Al centro del nuovo romanzo di Elif Shafak, acclamata scrittrice di origine turca autrice tra l’altro di La bastarda di Istanbul, La casa dei quattro venti, La città ai confini del cielo (tutti Rizzoli) non ci sono episodi di brutalità eclatanti. Ma in Tre figlie di Eva (Rizzoli, pagine 448, euro 20,00) la cultura patriarcale che tollera infinite forme di abusi e violazioni è presente sotto traccia lungo tutta la storia: da un tentativo di stupro per le strade di Istanbul a un test di verginità su una giovane sposa terrorizzata. Fino alle mille regole non scritte che le “brave ragazze” sono tenute ad osservare, pena lo stigma sociale e la rovina delle proprie famiglie. Il tutto aggravato da una mentalità fatalista e rassegnata che diventa complice dell’immobilismo: «Nel quartiere si considerava preordinato ogni destino e inevitabile ogni sofferenza, comprese quelle che gli abitanti della via infliggevano gli uni agli altri, come per esempio fare a botte per il calcio, litigare per la politica e picchiare la moglie», racconta Peri, la protagonista del romanzo.

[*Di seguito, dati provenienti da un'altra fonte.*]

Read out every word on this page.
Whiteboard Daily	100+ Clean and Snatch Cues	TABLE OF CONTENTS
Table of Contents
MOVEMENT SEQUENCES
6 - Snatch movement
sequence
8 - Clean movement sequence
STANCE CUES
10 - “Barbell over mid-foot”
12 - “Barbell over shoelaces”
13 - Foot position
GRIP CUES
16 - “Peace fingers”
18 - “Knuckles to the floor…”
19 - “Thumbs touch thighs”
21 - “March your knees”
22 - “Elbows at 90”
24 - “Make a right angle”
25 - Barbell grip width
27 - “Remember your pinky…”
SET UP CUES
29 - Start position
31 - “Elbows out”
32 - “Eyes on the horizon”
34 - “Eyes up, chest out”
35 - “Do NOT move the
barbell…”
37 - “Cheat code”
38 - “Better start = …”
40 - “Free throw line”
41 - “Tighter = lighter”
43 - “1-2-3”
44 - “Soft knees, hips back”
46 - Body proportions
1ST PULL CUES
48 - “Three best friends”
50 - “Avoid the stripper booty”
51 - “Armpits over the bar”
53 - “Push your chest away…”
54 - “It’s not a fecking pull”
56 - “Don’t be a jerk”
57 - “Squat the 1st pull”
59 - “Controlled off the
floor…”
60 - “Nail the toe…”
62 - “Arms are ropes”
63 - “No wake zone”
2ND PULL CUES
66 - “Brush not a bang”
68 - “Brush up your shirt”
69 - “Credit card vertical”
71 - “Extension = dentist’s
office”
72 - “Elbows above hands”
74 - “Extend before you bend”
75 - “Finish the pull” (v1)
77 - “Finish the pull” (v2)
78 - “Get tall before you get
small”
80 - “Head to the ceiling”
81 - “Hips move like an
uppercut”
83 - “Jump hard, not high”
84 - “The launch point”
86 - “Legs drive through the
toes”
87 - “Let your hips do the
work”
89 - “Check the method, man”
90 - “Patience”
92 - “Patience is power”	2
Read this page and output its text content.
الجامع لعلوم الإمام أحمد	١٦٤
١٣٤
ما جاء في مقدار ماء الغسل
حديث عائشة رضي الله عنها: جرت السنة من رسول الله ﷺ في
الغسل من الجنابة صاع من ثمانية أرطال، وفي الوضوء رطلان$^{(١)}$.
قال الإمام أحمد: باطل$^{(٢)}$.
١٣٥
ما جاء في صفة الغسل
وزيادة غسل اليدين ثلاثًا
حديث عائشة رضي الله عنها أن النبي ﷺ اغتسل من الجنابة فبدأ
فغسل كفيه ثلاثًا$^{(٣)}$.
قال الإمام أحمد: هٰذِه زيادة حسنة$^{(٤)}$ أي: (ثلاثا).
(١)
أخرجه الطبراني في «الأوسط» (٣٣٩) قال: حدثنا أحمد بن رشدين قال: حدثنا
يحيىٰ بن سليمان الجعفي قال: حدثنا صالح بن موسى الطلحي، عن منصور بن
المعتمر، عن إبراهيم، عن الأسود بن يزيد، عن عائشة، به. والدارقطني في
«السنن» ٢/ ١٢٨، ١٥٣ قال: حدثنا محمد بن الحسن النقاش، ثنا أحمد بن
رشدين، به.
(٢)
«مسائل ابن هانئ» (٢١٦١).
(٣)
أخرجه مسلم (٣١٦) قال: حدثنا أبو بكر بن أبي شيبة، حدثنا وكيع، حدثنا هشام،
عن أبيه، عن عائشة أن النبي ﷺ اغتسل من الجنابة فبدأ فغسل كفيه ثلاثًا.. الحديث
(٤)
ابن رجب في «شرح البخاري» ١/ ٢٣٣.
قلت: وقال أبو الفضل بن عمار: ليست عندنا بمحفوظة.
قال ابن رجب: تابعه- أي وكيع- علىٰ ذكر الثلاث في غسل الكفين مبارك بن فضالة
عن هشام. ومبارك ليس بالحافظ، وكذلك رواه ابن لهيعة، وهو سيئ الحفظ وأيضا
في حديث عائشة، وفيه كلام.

«La Turchia ha sempre avuto una società patriarcale, ma oggi è più conservatrice, più chiusa, più tesa – spiega Shafak, che stasera, alle 19.00 al Teatro dal Verme, inaugurerà BookCity Milano dialogando con la giornalista Rula Jebreal e riceverà il Sigillo della città dal sindaco Giuseppe Sala –. C’è un incremento crescente della violenza domestica: moltissime donne vengono assassinate dai loro mariti, ex mariti, compagni. C’è anche il grosso problema degli omicidi d’onore: i responsabili ottengono pene leggere, si giustificano dicendo che hanno dovuto “difendere il loro onore”. Un concetto malsano che crea molti problemi. Dobbiamo cambiare le leggi, ma anche la mentalità delle persone».

Come possono le donne turche combattere questa mentalità patriarcale, ben descritta nel suo libro?

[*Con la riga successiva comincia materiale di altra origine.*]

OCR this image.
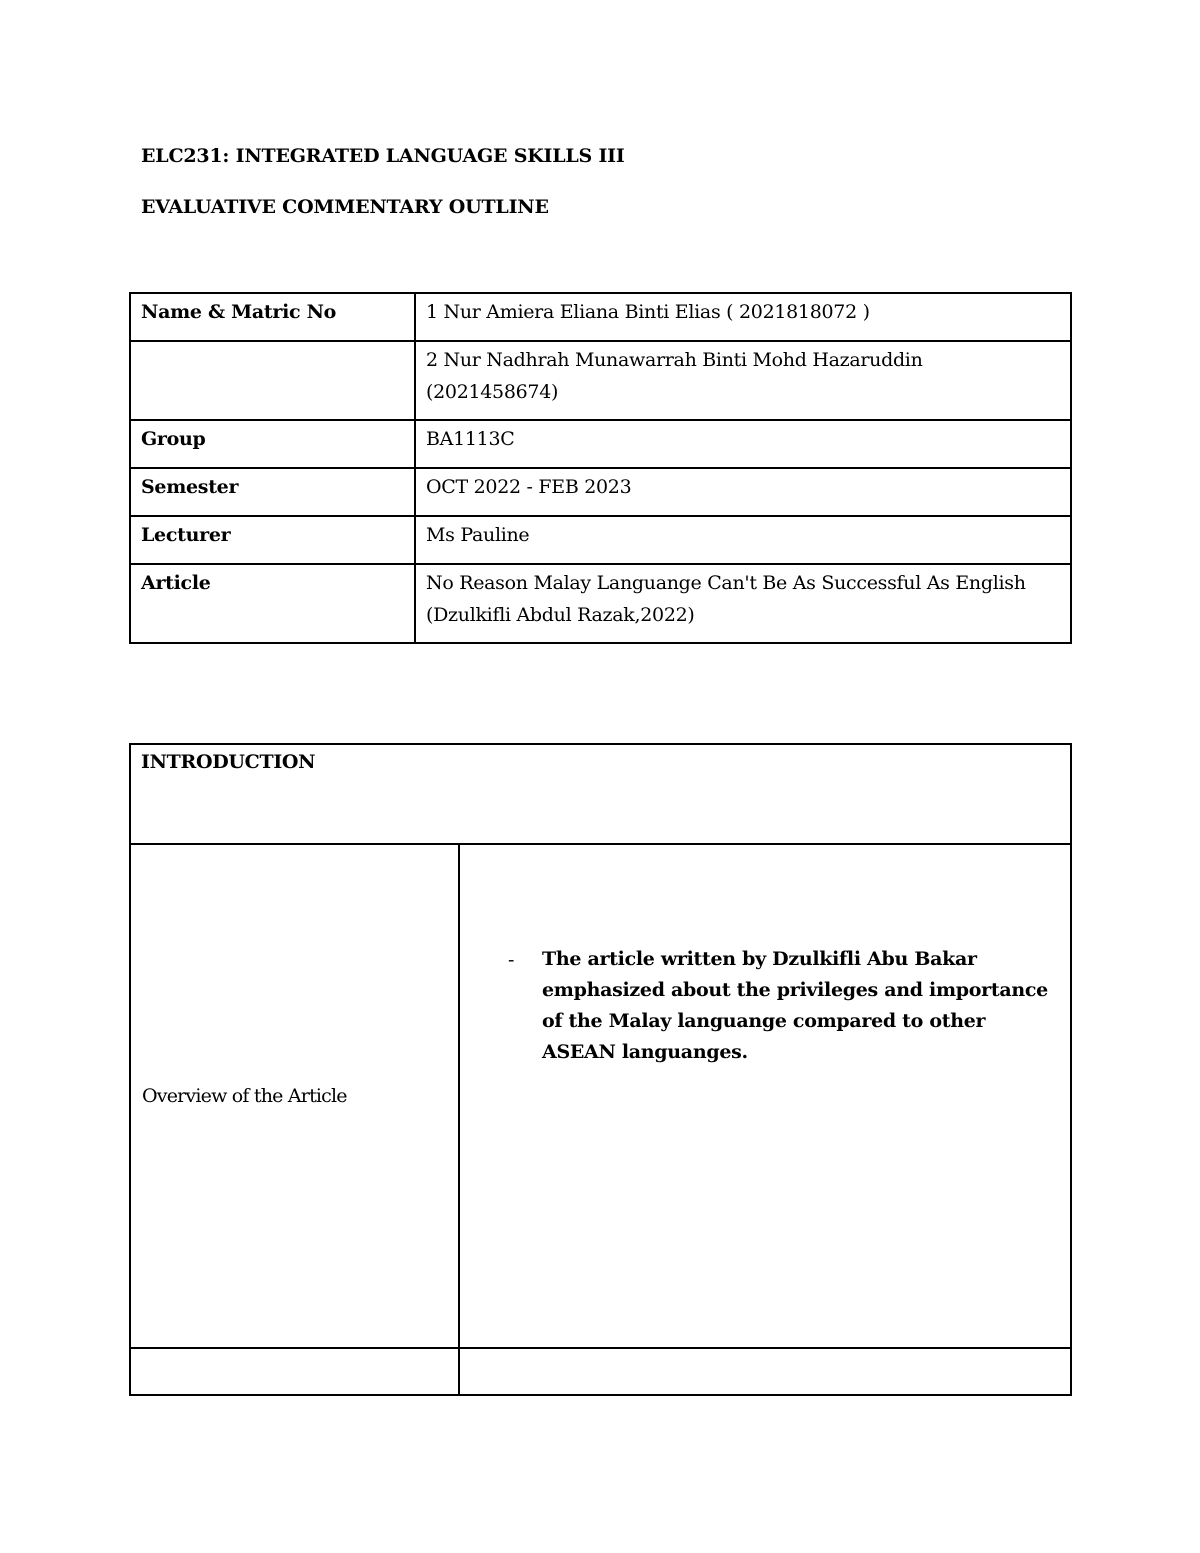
ELC231: INTEGRATED LANGUAGE SKILLS III
EVALUATIVE COMMENTARY OUTLINE
Name & Matric No	1 Nur Amiera Eliana Binti Elias ( 2021818072 )

	2 Nur Nadhrah Munawarrah Binti Mohd Hazaruddin
(2021458674)

Group	BA1113C
Semester	OCT 2022 - FEB 2023
Lecturer	Ms Pauline
Article	No Reason Malay Languange Can't Be As Successful As English
(Dzulkifli Abdul Razak,2022)
INTRODUCTION	
Overview of the Article	- The article written by Dzulkifli Abu Bakar emphasized about the privileges and importance of the Malay languange compared to other ASEAN languanges.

«Abbiamo bisogno di una cultura di sorellanza: questo è ciò che manca in Turchia. Abbiamo donne forti nel settore degli affari, nelle università, nelle arti, ma tutto ciò non è abbastanza se non siamo in grado di costruire un senso di condivisione che sostenga e abbracci tutte le donne».

Dopo un decennio di speranze per le minoranze, ora in Turchia la situazione sta di nuovo deteriorandosi rapidamente e assistiamo a un ritorno di forte nazionalismo: quale spazio vede per curdi, cristiani armeni, greci, aleviti… di nuovo etichettati come «le mele marce» e «i traditori della nazione»?

«La qualità della democrazia in un Paese non si misura guardando alla maggioranza ma alla situazione delle sue minoranze. E la loro vita, in Turchia, è diventata molto più dura. È stato molto triste e ingiusto arrestare i leader del partito di ispirazione curda: i liberali, sia turchi che curdi, sono una minoranza e ci sentiamo molto depressi, molto soli. Il Paese sta perdendo la sua democrazia pluralista, c’è un forte giro di vite sui giornalisti, gli scrittori, gli intellettuali. Al momento sono demoralizzata».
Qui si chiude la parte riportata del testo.